UNIDENTIFIED ACTOR: (As character, singing in foreign language).

ARRAF: But the Yazidi community in Iraq hasn't let them return with their children of ISIS fathers, a group that committed genocide against the Yazidis. The mothers were forced to give up the children and told to forget them, that they've been adopted by Kurdish Syrian families - their names changed, their pasts forgotten. But we've been looking for these children. We finally find them here at this orphanage near the Iraqi border.

Absolutely surrounded by these little kids coming up and hugging us. There's a little girl with a beautiful sequined cat and her blue T-shirt.


ARRAF: There are 41 children here, born to Yazidi mothers. They're as young as 3 months old and as old as 4. We go into a separate house for the smallest children.

UNIDENTIFIED PERSON: (Foreign language spoken).

ARRAF: We've just walked into a room where there are babies sleeping. There's a pink and purple bed and three little children, a girl and two boys, who look like they're probably under the age of 2. They're all sound asleep under this fluffy tiger print blanket.

Next to those children is a baby, just 3 months old, with an IV tube in his hand. He's just been brought back from the hospital. One of the caregivers gives him a bottle. A little girl with enormous blue eyes, wearing a floaty white party dress with sequins and pink roses, silently watches. Her name is Berivan (ph). She came almost a year ago when she was just 6 months old. In her ears, there are real gold earrings she was wearing when she was brought here. Before she was given up, she was treasured.

ARIA OSMAN: (Foreign language spoken).

ARRAF: A local official, Aria Osman, says those who came in the last few months from Baghouz - the last piece of ISIS territory to fall in Syria - were in much worse shape.

OSMAN: (Through interpreter) When they were arriving, they were very weak and starving. They were just skin and bones. We gave them milk and good food, and now they are better.

ARRAF: A caregiver, Fajriya Khaled, opens up a freezer and shows me frozen chicken. There are eggs and fresh fruit in the fridge and a pail of homemade yogurt from a nearby village.


ARRAF: People children call the caregivers Mama. But a few of the older ones remember their own mothers. They believe they've just gone away for medical treatment.

NAZI ALLAWI: (Through interpreter) If they are under the age of 4, they forget - even the face, they forget. They are still little children. When they see new things, they forget old things.

ARRAF: That's Nazi Allawi, a psychologist who works with the children.


ARRAF: Yazidis don't recognize a child unless both parents were Yazidi. So when the women have been freed from captivity, they faced a heart-wrenching choice. If they want to go home, they have to give up their children from ISIS fathers. Osman is there when some of them do.

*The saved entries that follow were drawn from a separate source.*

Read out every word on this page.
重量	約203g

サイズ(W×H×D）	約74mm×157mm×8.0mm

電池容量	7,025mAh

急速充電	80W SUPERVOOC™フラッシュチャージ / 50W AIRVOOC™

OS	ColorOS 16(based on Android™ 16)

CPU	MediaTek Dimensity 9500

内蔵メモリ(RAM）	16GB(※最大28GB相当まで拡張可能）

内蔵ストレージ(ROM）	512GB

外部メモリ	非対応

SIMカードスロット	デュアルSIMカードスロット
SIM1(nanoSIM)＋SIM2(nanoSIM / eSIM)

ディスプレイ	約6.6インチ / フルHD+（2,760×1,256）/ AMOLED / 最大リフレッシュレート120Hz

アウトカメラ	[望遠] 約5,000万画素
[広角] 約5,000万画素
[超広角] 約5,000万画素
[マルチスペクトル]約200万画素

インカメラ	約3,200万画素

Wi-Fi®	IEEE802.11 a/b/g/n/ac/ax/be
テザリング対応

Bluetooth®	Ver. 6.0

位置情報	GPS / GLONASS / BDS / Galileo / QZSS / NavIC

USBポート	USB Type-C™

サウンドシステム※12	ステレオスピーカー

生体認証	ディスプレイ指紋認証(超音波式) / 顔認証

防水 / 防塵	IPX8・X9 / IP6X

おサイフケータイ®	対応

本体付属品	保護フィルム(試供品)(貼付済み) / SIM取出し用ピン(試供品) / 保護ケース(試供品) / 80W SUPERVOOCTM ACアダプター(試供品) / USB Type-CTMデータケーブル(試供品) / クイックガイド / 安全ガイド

OSMAN: (Through interpreter) Some of the mothers just leave them here and go. But there are others who are very attached to their children.

ARRAF: She says she's in touch with about 10 of the mothers in Iraq. They ask her secretly to send them photos of their children, and she does.

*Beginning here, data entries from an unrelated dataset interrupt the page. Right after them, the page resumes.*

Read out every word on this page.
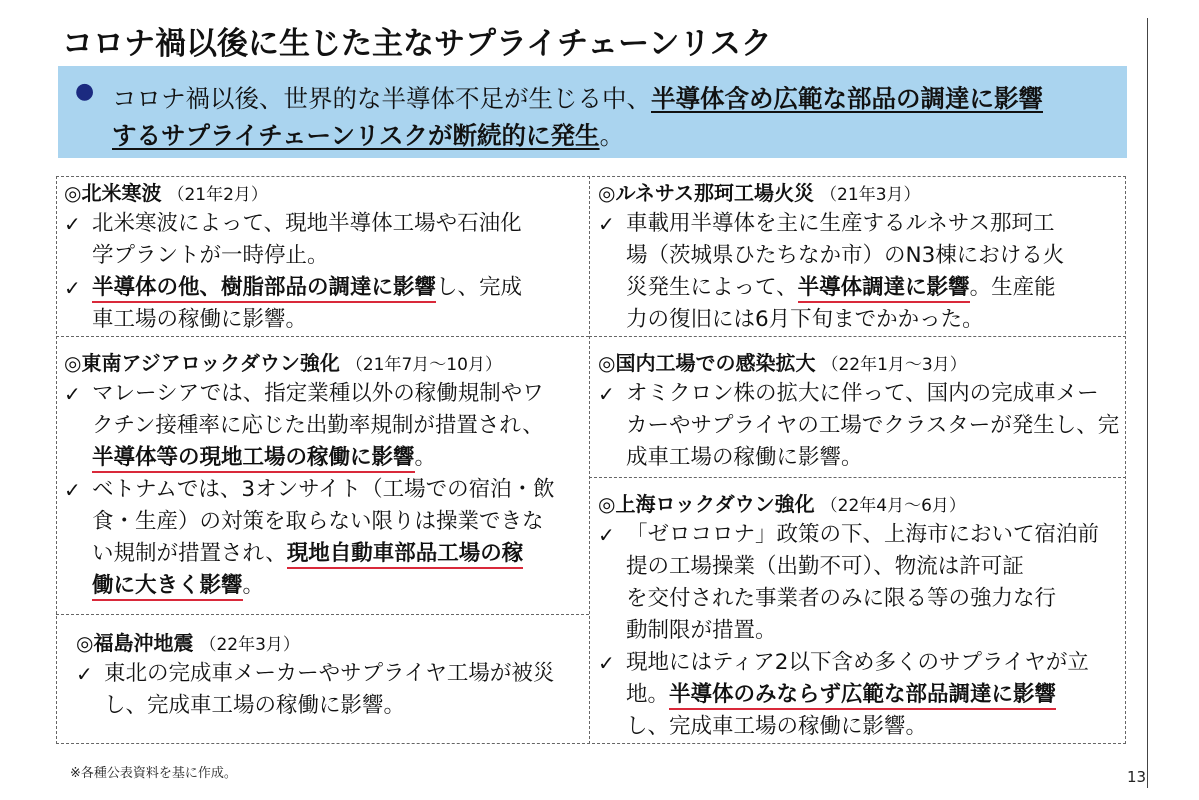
コロナ禍以後に生じた主なサプライチェーンリスク
● コロナ禍以後、世界的な半導体不足が生じる中、半導体含め広範な部品の調達に影響
するサプライチェーンリスクが断続的に発生。
◎北米寒波 （21年2月）
✓ 北米寒波によって、現地半導体工場や石油化
学プラントが一時停止。
✓ 半導体の他、樹脂部品の調達に影響し、完成
車工場の稼働に影響。
◎ルネサス那珂工場火災 （21年3月）
✓ 車載用半導体を主に生産するルネサス那珂工
場（茨城県ひたちなか市）のN3棟における火
災発生によって、半導体調達に影響。生産能
力の復旧には6月下旬までかかった。
◎東南アジアロックダウン強化 （21年7月～10月）
✓ マレーシアでは、指定業種以外の稼働規制やワ
クチン接種率に応じた出勤率規制が措置され、
半導体等の現地工場の稼働に影響。
✓ ベトナムでは、3オンサイト（工場での宿泊・飲
食・生産）の対策を取らない限りは操業できな
い規制が措置され、現地自動車部品工場の稼
働に大きく影響。
◎国内工場での感染拡大 （22年1月～3月）
✓ オミクロン株の拡大に伴って、国内の完成車メー
カーやサプライヤの工場でクラスターが発生し、完
成車工場の稼働に影響。
◎上海ロックダウン強化 （22年4月～6月）
✓ 「ゼロコロナ」政策の下、上海市において宿泊前
提の工場操業（出勤不可）、物流は許可証
を交付された事業者のみに限る等の強力な行
動制限が措置。
✓ 現地にはティア2以下含め多くのサプライヤが立
地。半導体のみならず広範な部品調達に影響
し、完成車工場の稼働に影響。
◎福島沖地震 （22年3月）
✓ 東北の完成車メーカーやサプライヤ工場が被災
し、完成車工場の稼働に影響。
※各種公表資料を基に作成。	13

OSMAN: (Through interpreter) Step by step, the families force them to forget their children and make them lose hope. But whatever they do, she is still the mother, and the baby is still from her flesh and blood.

ARRAF: A lot of Yazidi women in Iraq, forbidden by their families from even talking about their children with ISIS fathers, say they don't know if their children are alive or dead.

UNIDENTIFIED CHILDREN: (Singing in foreign language).

ARRAF: In the orphanage, we see a 2-year-old boy we met in March, just before he was taken from his mother in another town. The mother and the boy's older sister were inconsolable. The mother was told he was being adopted by a family. But the children are in limbo. Osman says they will stay here in the orphanage in Syria until the Yazidi religious leaders in Iraq change their minds.

Jane Arraf, NPR News, northeastern Syria.